This full release incorporates genomic, transcript, and protein data available, as of May 13, 2019 and contains 200,311,267 records, including 141,839,334 proteins, 26,534,602 RNAs, and sequences from 91,873 organisms. The release is provided in several directories as a complete dataset and also as divided by logical groupings.
New RefSeq attributes for human MANE and RefSeq Select transcripts
We recently announced that NCBI and EBI have released a matched annotation set (MANE v0.5) of representative transcripts for human protein-coding genes, as a part of the MANE (Matched Annotation from NCBI and EBI) project. This collaboration aims to
identify a single representative or “Select” transcript for each protein-coding human gene, and to update RefSeq and Ensembl annotation for these so they match. The project will continue to match additional transcripts between the two datasets.
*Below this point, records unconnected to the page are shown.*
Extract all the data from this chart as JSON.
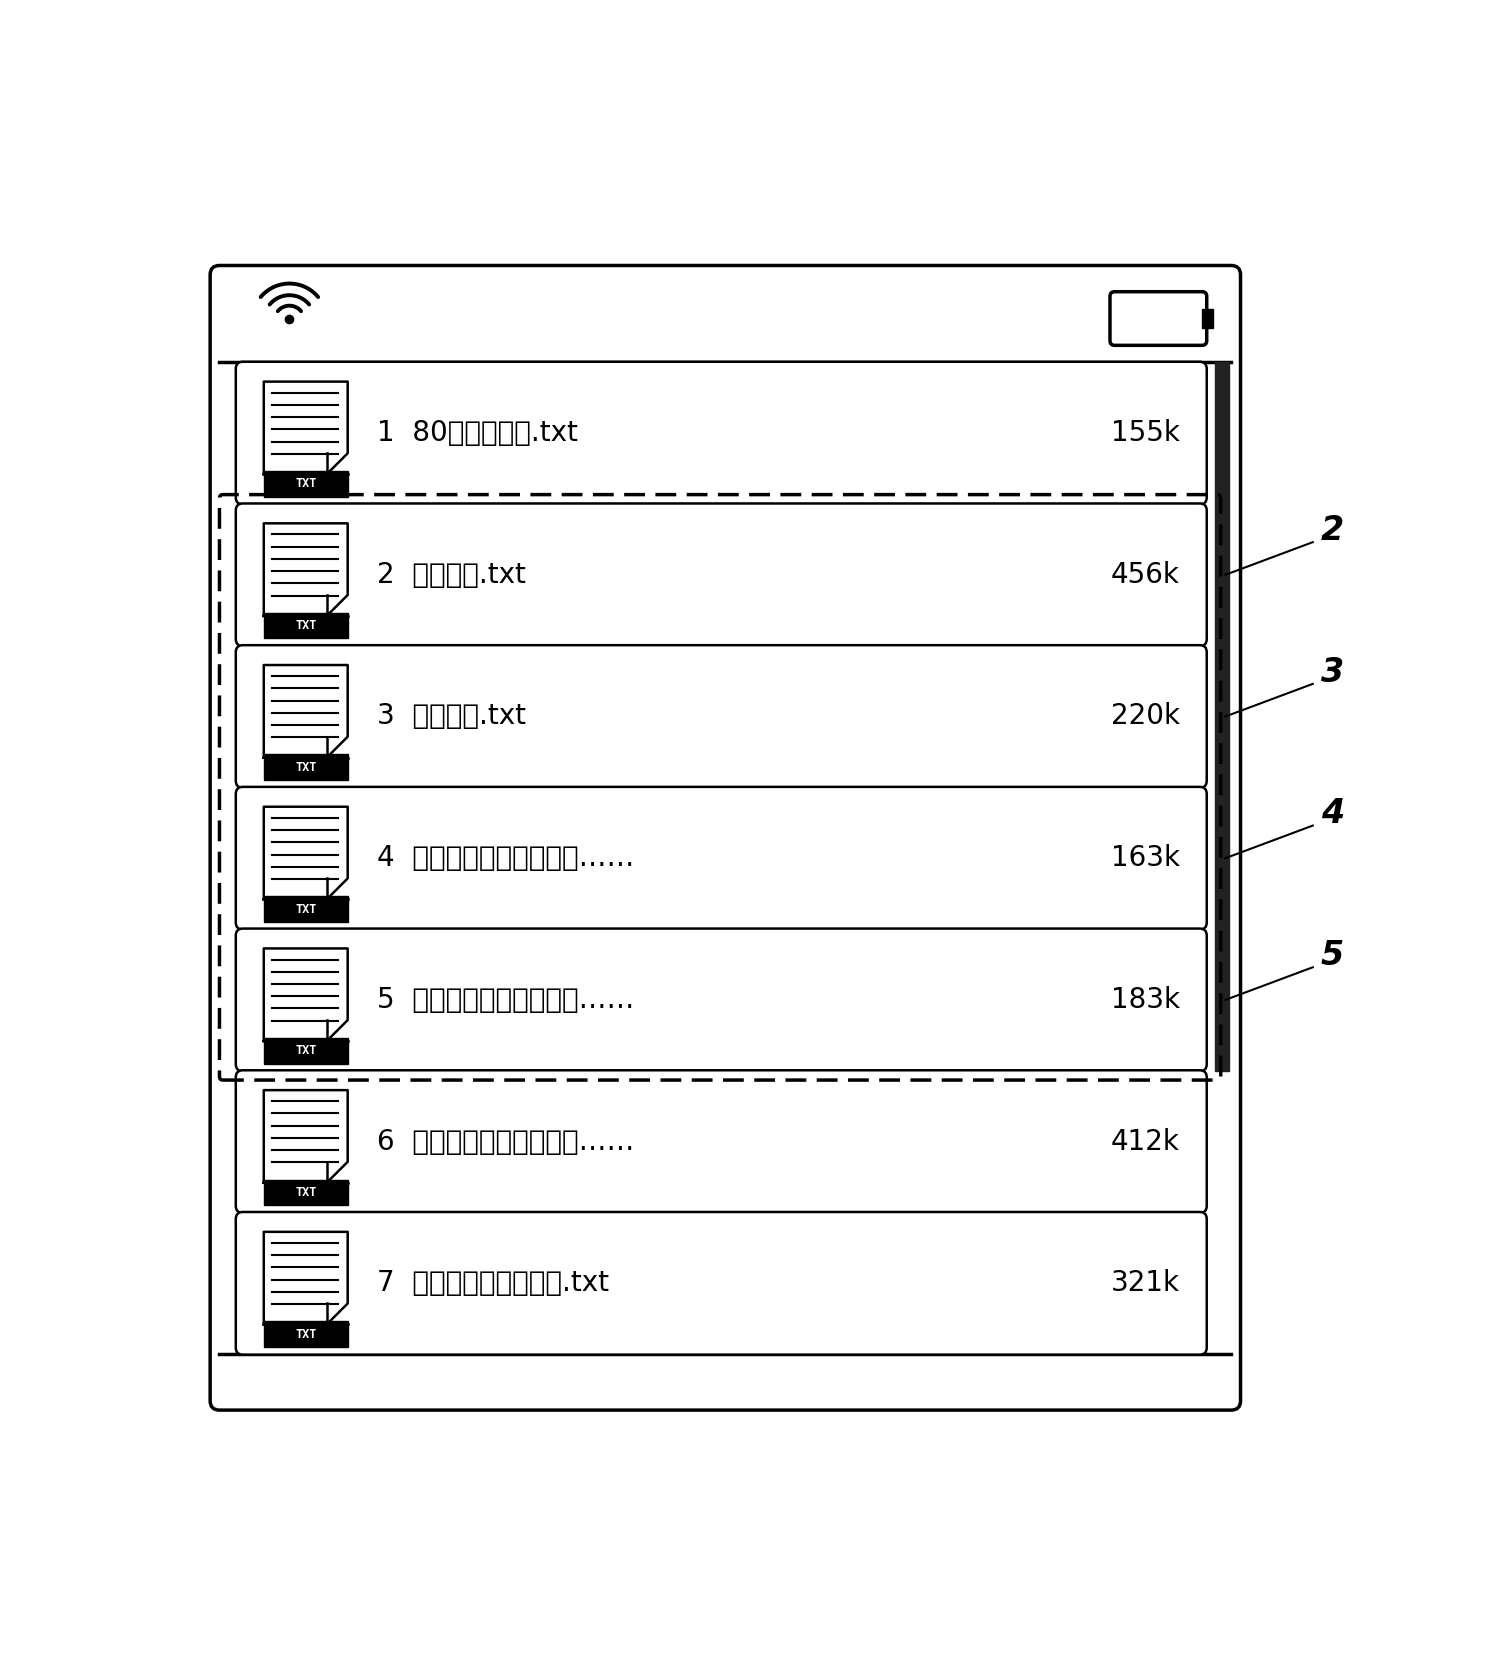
{
  "bg_color": "#ffffff",
  "border_color": "#000000",
  "items": [
    {
      "num": 1,
      "title": "80后惹了谁？.txt",
      "size": "155k",
      "dashed": false
    },
    {
      "num": 2,
      "title": "爱的胜利.txt",
      "size": "456k",
      "dashed": true
    },
    {
      "num": 3,
      "title": "不说再见.txt",
      "size": "220k",
      "dashed": true
    },
    {
      "num": 4,
      "title": "茶与咏啊：经济交往与……",
      "size": "163k",
      "dashed": true
    },
    {
      "num": 5,
      "title": "初中三年，决定孩子的……",
      "size": "183k",
      "dashed": true
    },
    {
      "num": 6,
      "title": "大学生必知的重大发明……",
      "size": "412k",
      "dashed": false
    },
    {
      "num": 7,
      "title": "古今汉语语法的流变.txt",
      "size": "321k",
      "dashed": false
    }
  ],
  "annotations": [
    {
      "label": "2",
      "item_index": 1
    },
    {
      "label": "3",
      "item_index": 2
    },
    {
      "label": "4",
      "item_index": 3
    },
    {
      "label": "5",
      "item_index": 4
    }
  ],
  "scrollbar_color": "#222222",
  "status_bar_height": 0.075,
  "bottom_bar_height": 0.04,
  "device_border_lw": 3,
  "item_border_lw": 1.5,
  "dashed_border_lw": 2.2,
  "annotation_line_color": "#000000"
}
We have now added markup to the RefSeq transcript and protein records for this dataset as KEYWORDS and RefSeq-Attributes.
- “MANE Select” – representative transcripts that are matched between RefSeq and Ensembl [Example: NM_001238]
- “RefSeq Select” – additional representative transcripts for other loci that have not yet been matched. [Example: NM_000572]
- “MANE Ensembl match” – the matching Ensembl transcript and protein identifiers [Example: NM_001238]
- “RefSeq Select criteria” – the criteria by which the transcript was chosen as Select by RefSeq processing [Example: NM_000572]
Evidence information for prokaryotic RefSeq protein names
We are now providing information on how we determined the names for the non-redundant prokaryotic RefSeq proteins (WP_ accession prefix) . A new comment on the record, “Evidence-For-Name-Assignment”, contains the curated evidence used to assert the protein name. Curated evidence includes protein family hidden Markov models (TIGRFAMs, NCBI HMMs, Pfams), BlastRules or CDD architectures. [Examples: WP_137287854.1 and WP_130206135.1]
Over the next two months, we are planning to add this comment to all WP_ style proteins that were named based on curated evidence. We will also provide links to pages that provide more information on the evidence and the matching proteins.
Updated assembly for pathogenic budding yeast, [Candida] auris
The RefSeq genome sequence for the emerging drug-resistant fungal pathogen [Candida] auris has been updated to the assembly GCA_002775015.1, from strain B11221. This assembly is of higher quality than the previous genome assembly from C. auris (GCA_001189475.1) represented in RefSeq. The new RefSeq genome assembly is also one of the C. auris reference assemblies used by the CDC.